More than fast food chains, I think Walmart, Amazon, and on a slightly more niche basis, Home Depot are better examples of Monopolistic entities. Walmart, in the US, anyway, dominates brick and mortar retail sales, to the point that various sections of the store had entire stores dedicated to the sales of items in the past (i.e. music and movies) and those stores no longer exist in markets where Walmart is established.

Amazon is weird in that retail merchandise sales make up very little of their income, but take up a large part of their organizational structure. Most of the actual income at Amazon comes from the sales of server space, but still they are also ubiquitous and omnipresent in the online retail space with negligible competition.

In the classic economic model, monopolies manipulate price to maximize short term accounting profit, while foregoing economic profit, because accounting profit is much more tangible, and we can see this with the disaster that was the California Power Deregulation and Enron.

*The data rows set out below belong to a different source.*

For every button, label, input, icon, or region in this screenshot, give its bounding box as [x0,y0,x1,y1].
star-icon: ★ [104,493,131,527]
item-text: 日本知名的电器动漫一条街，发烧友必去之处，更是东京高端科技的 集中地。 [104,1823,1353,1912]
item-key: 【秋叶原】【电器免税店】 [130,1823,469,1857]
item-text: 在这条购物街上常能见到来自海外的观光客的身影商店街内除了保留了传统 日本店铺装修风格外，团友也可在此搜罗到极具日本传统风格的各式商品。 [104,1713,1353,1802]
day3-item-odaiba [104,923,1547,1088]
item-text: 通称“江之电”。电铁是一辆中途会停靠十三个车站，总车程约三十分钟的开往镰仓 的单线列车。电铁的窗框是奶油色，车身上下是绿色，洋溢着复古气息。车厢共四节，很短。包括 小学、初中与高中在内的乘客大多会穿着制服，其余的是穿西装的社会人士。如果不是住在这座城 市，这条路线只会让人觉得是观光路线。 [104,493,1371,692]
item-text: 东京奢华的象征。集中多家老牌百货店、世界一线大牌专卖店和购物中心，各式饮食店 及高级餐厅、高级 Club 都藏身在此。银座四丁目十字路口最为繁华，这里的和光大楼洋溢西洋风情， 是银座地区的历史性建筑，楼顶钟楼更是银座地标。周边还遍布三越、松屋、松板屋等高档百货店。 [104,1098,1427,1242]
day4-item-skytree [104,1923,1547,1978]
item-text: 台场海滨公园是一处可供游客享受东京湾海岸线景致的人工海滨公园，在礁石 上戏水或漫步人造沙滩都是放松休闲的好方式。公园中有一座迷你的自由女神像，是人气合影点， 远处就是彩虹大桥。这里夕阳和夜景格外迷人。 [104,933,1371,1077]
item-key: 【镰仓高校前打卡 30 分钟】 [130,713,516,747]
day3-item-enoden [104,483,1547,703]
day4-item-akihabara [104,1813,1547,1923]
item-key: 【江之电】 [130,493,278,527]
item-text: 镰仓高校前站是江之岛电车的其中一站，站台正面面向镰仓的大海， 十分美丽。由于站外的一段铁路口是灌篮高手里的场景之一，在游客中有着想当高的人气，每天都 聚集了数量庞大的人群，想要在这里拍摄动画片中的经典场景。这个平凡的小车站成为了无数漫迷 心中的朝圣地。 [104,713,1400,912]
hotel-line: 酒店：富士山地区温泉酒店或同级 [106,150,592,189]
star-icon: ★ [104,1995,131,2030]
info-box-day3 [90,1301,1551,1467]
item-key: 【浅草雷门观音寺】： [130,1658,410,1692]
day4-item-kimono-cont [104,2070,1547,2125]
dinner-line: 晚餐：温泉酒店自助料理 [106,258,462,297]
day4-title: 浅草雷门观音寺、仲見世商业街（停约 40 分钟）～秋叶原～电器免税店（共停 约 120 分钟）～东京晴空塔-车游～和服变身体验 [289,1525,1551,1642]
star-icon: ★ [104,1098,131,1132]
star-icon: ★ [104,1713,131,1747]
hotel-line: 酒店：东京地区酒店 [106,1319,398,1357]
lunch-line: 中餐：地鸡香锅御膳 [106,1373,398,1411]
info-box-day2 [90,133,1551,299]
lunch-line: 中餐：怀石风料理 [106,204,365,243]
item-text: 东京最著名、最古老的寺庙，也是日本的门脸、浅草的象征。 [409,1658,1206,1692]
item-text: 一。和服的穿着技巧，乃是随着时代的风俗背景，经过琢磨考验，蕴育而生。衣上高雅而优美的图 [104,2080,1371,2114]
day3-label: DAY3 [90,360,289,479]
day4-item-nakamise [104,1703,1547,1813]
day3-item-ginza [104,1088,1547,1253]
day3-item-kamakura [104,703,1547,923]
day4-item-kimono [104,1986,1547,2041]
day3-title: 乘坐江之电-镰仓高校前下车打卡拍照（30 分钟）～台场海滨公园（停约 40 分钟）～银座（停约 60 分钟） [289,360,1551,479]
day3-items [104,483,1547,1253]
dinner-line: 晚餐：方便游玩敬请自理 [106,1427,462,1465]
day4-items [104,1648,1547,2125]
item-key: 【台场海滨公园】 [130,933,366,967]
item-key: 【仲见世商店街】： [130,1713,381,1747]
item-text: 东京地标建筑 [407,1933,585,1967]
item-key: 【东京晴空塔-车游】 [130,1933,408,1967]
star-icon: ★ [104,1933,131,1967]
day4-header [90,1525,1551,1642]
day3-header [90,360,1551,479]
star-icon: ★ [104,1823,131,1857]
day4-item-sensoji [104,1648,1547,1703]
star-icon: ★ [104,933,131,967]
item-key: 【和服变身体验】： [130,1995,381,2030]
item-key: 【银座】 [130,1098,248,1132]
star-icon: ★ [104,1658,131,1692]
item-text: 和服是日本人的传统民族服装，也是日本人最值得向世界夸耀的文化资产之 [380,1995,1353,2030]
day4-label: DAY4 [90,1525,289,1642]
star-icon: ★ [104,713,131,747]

And, as can be expected in our economy, once things got out of control, some regulatory government agency investigates and files antitrust lawsuits, which break up the monopolies, or in the case of power, which is a natural Monopoly, reinstates the previous regulations and regulatory agencies to control the industry.

With this in mind, Walmart and Amazon have decided to act as if they are facing competition by keeping prices at a level consistent with heavy competition, and have decided to use their Monopolistic power to lower their cost of goods sold by manipulating the price of labor and goods sold.

This is much less noticable to the public at large, or to politicians and regulatory agencies and has allowed these companies to continue operating as obvious monopolies, unabated.

I don't know how this affects economic profit, but it's what I would concentrate on, as opposed to price manipulation, when studying the topic.